I agree that all of these skills and tasks are very important and are an excellent opportunity to assess our patients . I don’t agree with the idea that everyone in nursing has to work in med-surg . or do things a specific narrow way because that is the way it has been done before. I went into nursing after having a good position in health care and in other areas. Our nursing atmospheres are often toxic, heck read the posts. Our profession has to drop these sacred cows and let individuals define their own career paths. By the way, giving a patient a bed bath or a bed pan are skills that family members and strangers perform daily without any training. How about if nurses work together for the patients and stop henpecking each other.
I loved this blog and all that it stands for. First and foremost, nursing remains a hands on profession. Some of the “basic” skills that are often delegated to other HCW’s are often our best chance to really assess the patient. Lab work, numbers from machines, and all the other data we have at our fingertips should not be substituted for a good overall assessment and time with the patient.
Lovely post!
I am glad to read an article like this. A grad who will admit that there were basic things she did not know. She handled it well. I agree with the first comment from 3 year grad. I had 36 months straight of hospital and college based nursing school. It was a tremendous education that served me well through many years of med surg., cardiology, operating room, apheresis/lab, and hospice. Once i even had to teach an instructor how to insert a Foley catheter.
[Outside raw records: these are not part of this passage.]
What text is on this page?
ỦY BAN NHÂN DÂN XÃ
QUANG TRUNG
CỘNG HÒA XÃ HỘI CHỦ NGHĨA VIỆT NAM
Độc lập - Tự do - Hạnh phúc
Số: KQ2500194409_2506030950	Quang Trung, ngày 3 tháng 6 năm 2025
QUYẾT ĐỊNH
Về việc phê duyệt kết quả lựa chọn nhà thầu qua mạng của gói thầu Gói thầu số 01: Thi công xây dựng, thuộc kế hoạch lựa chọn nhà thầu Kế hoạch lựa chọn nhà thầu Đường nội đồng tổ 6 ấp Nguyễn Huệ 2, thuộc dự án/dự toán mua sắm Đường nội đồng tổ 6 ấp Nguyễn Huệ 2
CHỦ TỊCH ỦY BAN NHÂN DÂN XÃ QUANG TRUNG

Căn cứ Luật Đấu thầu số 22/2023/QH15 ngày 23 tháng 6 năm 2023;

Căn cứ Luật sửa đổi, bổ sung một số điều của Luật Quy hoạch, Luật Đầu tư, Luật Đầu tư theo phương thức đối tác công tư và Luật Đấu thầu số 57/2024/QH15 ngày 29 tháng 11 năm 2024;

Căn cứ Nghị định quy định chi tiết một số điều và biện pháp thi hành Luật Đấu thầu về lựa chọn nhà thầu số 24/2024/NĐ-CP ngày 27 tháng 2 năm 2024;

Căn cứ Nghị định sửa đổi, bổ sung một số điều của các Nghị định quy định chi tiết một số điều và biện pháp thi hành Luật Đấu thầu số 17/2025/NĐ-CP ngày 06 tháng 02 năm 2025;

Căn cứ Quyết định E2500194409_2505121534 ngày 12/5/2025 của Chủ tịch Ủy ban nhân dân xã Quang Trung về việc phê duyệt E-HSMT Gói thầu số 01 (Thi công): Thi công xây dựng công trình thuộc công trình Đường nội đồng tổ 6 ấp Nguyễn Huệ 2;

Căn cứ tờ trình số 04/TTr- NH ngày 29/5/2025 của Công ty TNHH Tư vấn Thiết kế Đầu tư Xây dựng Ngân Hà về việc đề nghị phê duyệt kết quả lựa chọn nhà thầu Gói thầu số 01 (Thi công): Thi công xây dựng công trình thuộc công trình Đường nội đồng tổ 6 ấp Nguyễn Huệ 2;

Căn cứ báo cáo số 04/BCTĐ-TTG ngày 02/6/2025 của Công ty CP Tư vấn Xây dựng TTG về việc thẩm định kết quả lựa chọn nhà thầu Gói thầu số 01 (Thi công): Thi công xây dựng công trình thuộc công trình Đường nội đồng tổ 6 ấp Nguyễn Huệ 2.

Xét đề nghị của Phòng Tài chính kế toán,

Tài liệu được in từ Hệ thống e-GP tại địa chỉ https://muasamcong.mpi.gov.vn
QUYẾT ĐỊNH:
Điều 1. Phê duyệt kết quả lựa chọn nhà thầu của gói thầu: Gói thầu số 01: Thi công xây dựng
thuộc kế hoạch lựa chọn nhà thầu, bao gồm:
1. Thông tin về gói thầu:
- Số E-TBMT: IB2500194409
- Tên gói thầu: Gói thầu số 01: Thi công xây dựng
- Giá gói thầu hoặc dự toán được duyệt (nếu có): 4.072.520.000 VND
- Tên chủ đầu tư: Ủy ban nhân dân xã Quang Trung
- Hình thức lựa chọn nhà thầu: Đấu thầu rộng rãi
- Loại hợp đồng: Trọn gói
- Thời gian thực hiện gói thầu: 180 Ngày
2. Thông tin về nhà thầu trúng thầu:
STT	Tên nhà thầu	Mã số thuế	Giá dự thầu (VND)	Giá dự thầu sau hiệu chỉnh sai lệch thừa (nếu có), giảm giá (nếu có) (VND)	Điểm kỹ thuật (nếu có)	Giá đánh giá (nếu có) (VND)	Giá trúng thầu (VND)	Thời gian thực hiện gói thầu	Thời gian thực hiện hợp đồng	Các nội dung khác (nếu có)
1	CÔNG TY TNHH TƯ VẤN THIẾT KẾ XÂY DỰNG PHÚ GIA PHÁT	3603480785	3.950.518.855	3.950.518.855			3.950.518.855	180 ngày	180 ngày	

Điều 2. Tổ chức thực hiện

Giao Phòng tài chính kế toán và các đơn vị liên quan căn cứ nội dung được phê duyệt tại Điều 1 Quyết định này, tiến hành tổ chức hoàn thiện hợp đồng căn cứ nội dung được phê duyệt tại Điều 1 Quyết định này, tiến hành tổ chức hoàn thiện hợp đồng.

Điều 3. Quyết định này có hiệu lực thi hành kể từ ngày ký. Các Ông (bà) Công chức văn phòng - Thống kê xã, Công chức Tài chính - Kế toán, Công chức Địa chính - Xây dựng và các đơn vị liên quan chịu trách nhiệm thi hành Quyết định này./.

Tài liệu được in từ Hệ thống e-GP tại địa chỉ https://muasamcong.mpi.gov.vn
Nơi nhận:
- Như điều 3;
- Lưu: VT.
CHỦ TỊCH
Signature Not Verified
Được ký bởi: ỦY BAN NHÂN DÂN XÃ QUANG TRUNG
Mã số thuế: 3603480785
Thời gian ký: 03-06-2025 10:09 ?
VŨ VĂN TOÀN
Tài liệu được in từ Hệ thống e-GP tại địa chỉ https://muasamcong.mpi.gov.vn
I do not belieive a BSN makes for safer patient care. It is the person who is safety conscious and a learning environment that produce safe patient care..
HO ho ho! Somehow I am not surprised at not knowing how to do these things. I have always believed that so many new grads who are so focused on management or higher level care, could not do the basic patient care that we old 3 year diploma RNs were drilled on and practically did in our sleep–and then had to show the new grads how to do, since they didn’t learn such things in school. This person DOES surprise me, however, in admitting that they never learned this. What a shame that so many 2 year and 4 year grads do not spend the time in school to learn the basics. And eventually, there will not be any of us old workhorses left. Then what?
I once was precepting a “new grad” who had orders to administer an IM injection for nausea to her patient. She asked if she could get an order for a suppository instead. I asked why she would do that when she clearly had the IM route written. I questioned her on IM route and discovered she had never given an IM injection in all of her nursing clinicals. Needless to say, she gave her first IM under my supervision.
What a great article. Frequently newly graduated nurses do not realize what they don’t know, which many times are the basics. Experienced nurses after years of doing more with less can forget how important the basics still are. Nursing is a science and our care should be evidenced based. We must also remember that we are caring for individuals who respond not only to treatments, but the person providing them..
Adequate staffing allows time for nurses to perform the basics. We must recognize the importance of nursing assessment and nurse-patient bonding that happens during the delivery of basic care.